Amgen Loses Court Ruling with FDA Over Pediatric Exclusivity for Blockbuster Drug Sensipar

Amgen has suffered a setback in seeking pediatric exclusivity for its blockbuster drug, Sensipar (cinacalcet hydrochloride), a calcium-reducer, as it faces generic-drug competition. A federal district court has ruled in favor of the US Food and Drug Administration (FDA), which had denied Amgen’s request for pediatric exclusivity, which would have provided the drug with six additional months of market exclusivity.

Sensipar/Mimpara (Mimpara is the proprietary name of the product outside the US) had 2017 global sales of $1.71 billion, with the US accounting for the lion’s share of those sales at $1.37 billion, and the drug faces generic-drug competition. A composition of matter patent in the US expires in March 2018. Amgen is engaged in litigation with a number of companies seeking to market generic versions of Sensipar surrounding its formulation patent that expires in September 2026, according to Amgen’s 2017 annual filing. The FDA granted tentative approval for Sensipar generics to several companies, including Teva Pharmaceutical Industries, Mylan, and Aurobindo Pharma, a Hyderabad, India-headquartered generics and active pharmaceutical ingredients manufacturer.
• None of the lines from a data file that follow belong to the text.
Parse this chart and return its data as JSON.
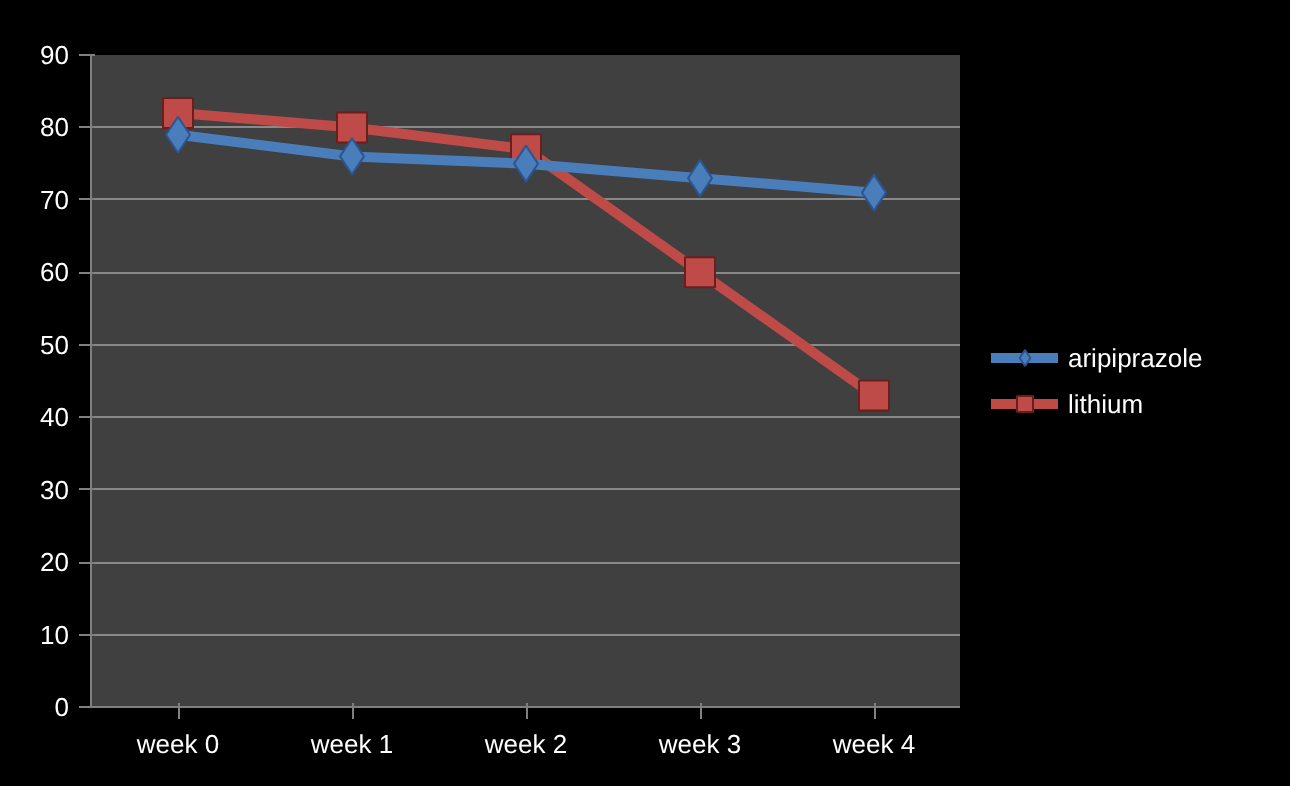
{
  "chart_data": {
    "type": "line",
    "categories": [
      "week 0",
      "week 1",
      "week 2",
      "week 3",
      "week 4"
    ],
    "series": [
      {
        "name": "aripiprazole",
        "color": "#4a7ebb",
        "marker": "diamond",
        "values": [
          79,
          76,
          75,
          73,
          71
        ]
      },
      {
        "name": "lithium",
        "color": "#be4b48",
        "marker": "square",
        "values": [
          82,
          80,
          77,
          60,
          43
        ]
      }
    ],
    "ylim": [
      0,
      90
    ],
    "yticks": [
      0,
      10,
      20,
      30,
      40,
      50,
      60,
      70,
      80,
      90
    ],
    "grid": "y",
    "legend": "right",
    "line_style": "solid"
  }
}
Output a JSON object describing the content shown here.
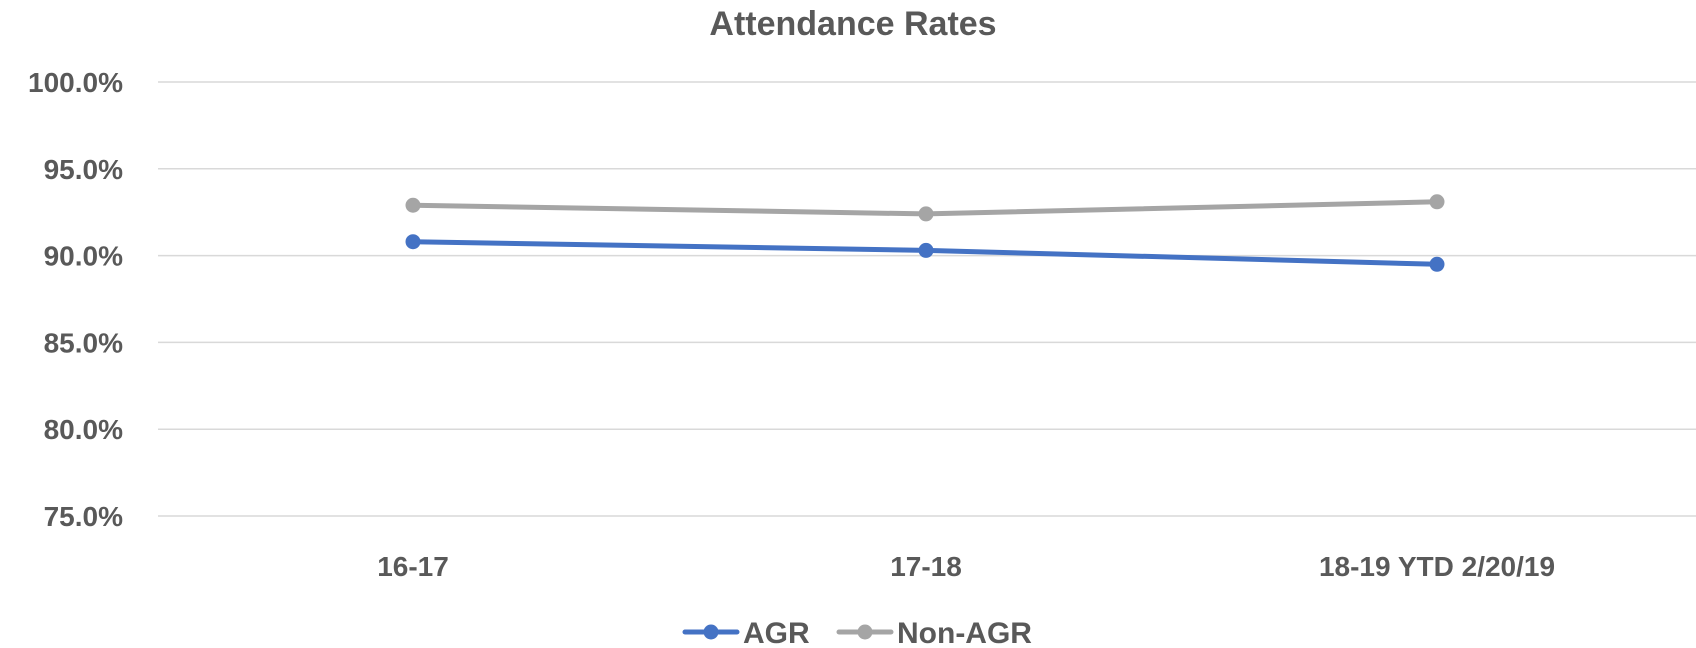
{
  "chart_data": {
    "type": "line",
    "title": "Attendance Rates",
    "xlabel": "",
    "ylabel": "",
    "categories": [
      "16-17",
      "17-18",
      "18-19 YTD 2/20/19"
    ],
    "series": [
      {
        "name": "AGR",
        "values": [
          90.8,
          90.3,
          89.5
        ],
        "color": "#4472c4"
      },
      {
        "name": "Non-AGR",
        "values": [
          92.9,
          92.4,
          93.1
        ],
        "color": "#a5a5a5"
      }
    ],
    "ylim": [
      75,
      100
    ],
    "yticks": [
      75,
      80,
      85,
      90,
      95,
      100
    ],
    "ytick_labels": [
      "75.0%",
      "80.0%",
      "85.0%",
      "90.0%",
      "95.0%",
      "100.0%"
    ],
    "grid": true,
    "legend_position": "bottom"
  }
}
This most recent ruling is the second time that Amgen had lost a dispute with the FDA over pediatric exclusivity for Sensipar. In the earlier opinion and order from the US District Court for the District of Columbia in January 2018, the court granted the FDA summary judgment on all but one of Amgen’s claims, namely, whether the FDA’s denial of pediatric exclusivity for Sensipar was consistent with the agency’s granting pediatric exclusivity for Johnson & Johnson’s drug Ortho Tri-Cyclen (ethinyl estradiol and norgestimate), an oral contraceptive, and if not, whether there was a reasoned explanation for the disparate outcomes. In its subsequent February 2018 ruling, the court ruled in favor of the FDA regarding Ortho Tri-Cyclen. “The court, accordingly, is now satisfied that the FDA has offered a reasoned—and reasonable—basis for distinguishing the Ortho Tri-Cyclen precedent,” the ruling said.
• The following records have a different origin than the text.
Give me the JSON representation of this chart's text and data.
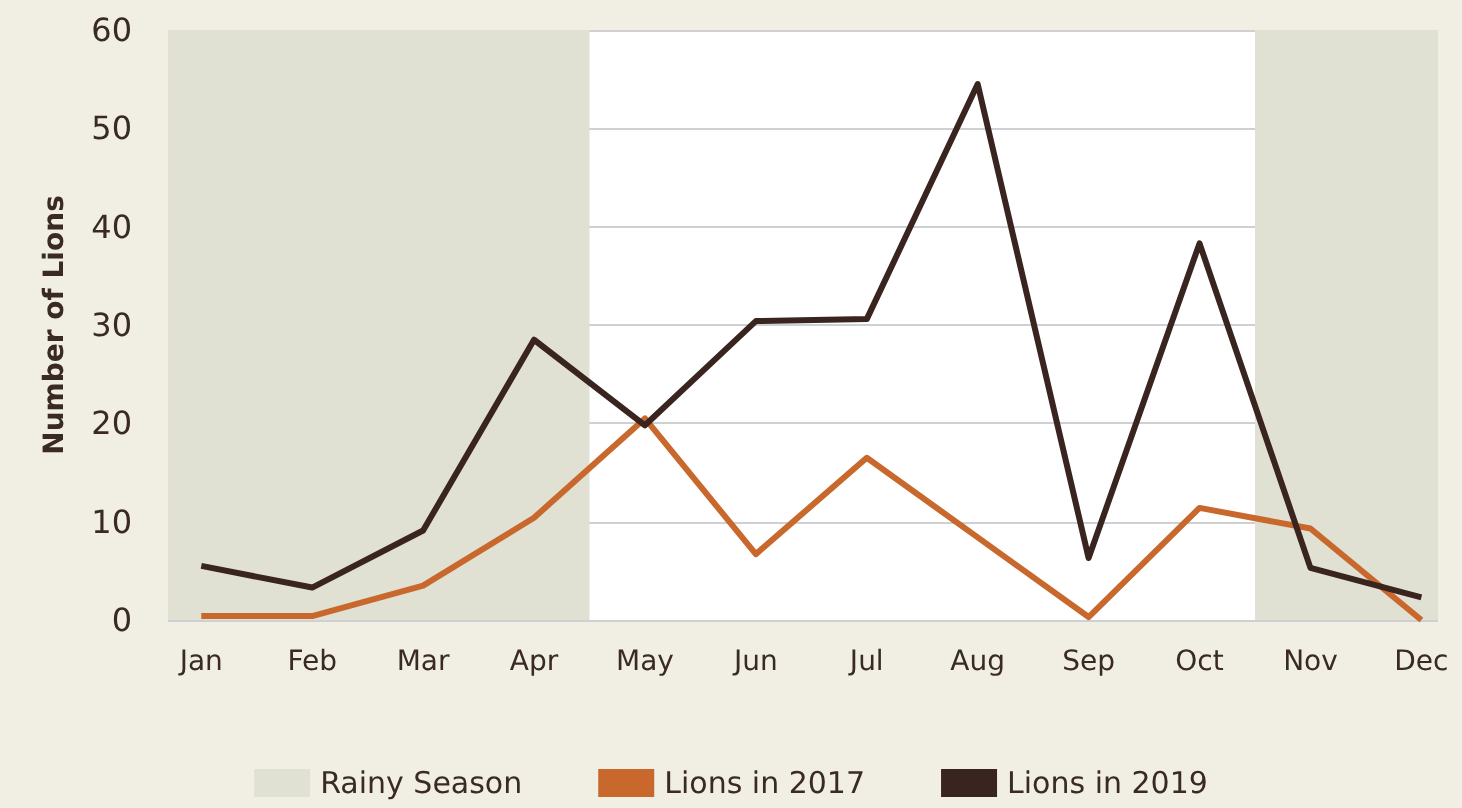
{
  "chart_data": {
    "type": "line",
    "ylabel": "Number of Lions",
    "categories": [
      "Jan",
      "Feb",
      "Mar",
      "Apr",
      "May",
      "Jun",
      "Jul",
      "Aug",
      "Sep",
      "Oct",
      "Nov",
      "Dec"
    ],
    "series": [
      {
        "name": "Lions in 2017",
        "color": "#c8682c",
        "values": [
          0.4,
          0.4,
          3.5,
          10.4,
          20.5,
          6.7,
          16.5,
          8.4,
          0.3,
          11.4,
          9.3,
          0
        ]
      },
      {
        "name": "Lions in 2019",
        "color": "#3a2420",
        "values": [
          5.5,
          3.3,
          9.1,
          28.5,
          19.8,
          30.4,
          30.6,
          54.5,
          6.3,
          38.3,
          5.3,
          2.3
        ]
      }
    ],
    "bands": [
      {
        "axis": "x",
        "from": "Jan",
        "to": "Apr",
        "label": "Rainy Season",
        "color": "#e0e0d3"
      },
      {
        "axis": "x",
        "from": "Nov",
        "to": "Dec",
        "color": "#e0e0d3"
      }
    ],
    "ylim": [
      0,
      60
    ],
    "yticks": [
      0,
      10,
      20,
      30,
      40,
      50,
      60
    ],
    "grid": "y",
    "legend": "bottom",
    "marker": "none",
    "line_style": "solid"
  }
}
Amgen had filed its lawsuit against the FDA in the federal district court in May 2017 for denying pediatric exclusivity for Sensipar on several grounds, including that the FDA’s denial of pediatric exclusivity for Sensipar was “arbitrary and capricious.”  Amgen contended that the FDA’s decisions granting pediatric exclusivity for Bristol Myers-Squibb’s Orencia (abatacept), an autoimmune drug, and Johnson & Johnson’s Ortho Tri-Cyclen, were inconsistent with its denial for Sensipar, and that the agency failed to “provide a legitimate reason” for treating Sensipar differently. The FDA said that it denied pediatric exclusivity for Sensipar because it could not draw “any conclusions about the safety” of the drug in a key age group because of “Amgen’s failure to provide sufficient safety data.” In January 2018, the federal district court granted in part and denied in part the summary judgment and remanded the case to the FDA for the limited purpose of the FDA addressing whether the FDA’s denial of pediatric exclusivity in the case was inconsistent with a prior FDA pediatric-exclusivity decision on Johnson & Johnson’s Ortho Tri-Cyclen. The FDA responded that its denial of pediatric exclusivity for cinacalcet hydrochloride was appropriate and not inconsistent with its prior decision. The federal district court ruling in February 2018 ruled in favor of the FDA.  

In August 2017, the European Commission granted marketing authorization of a pediatric formulation (granules in capsule for opening) of Mimpara for treating secondary hyperparathyroidism (sHPT) in children aged three years and older with end-stage renal disease on maintenance dialysis therapy in whom sHPT is not adequately controlled with standard of care therapy.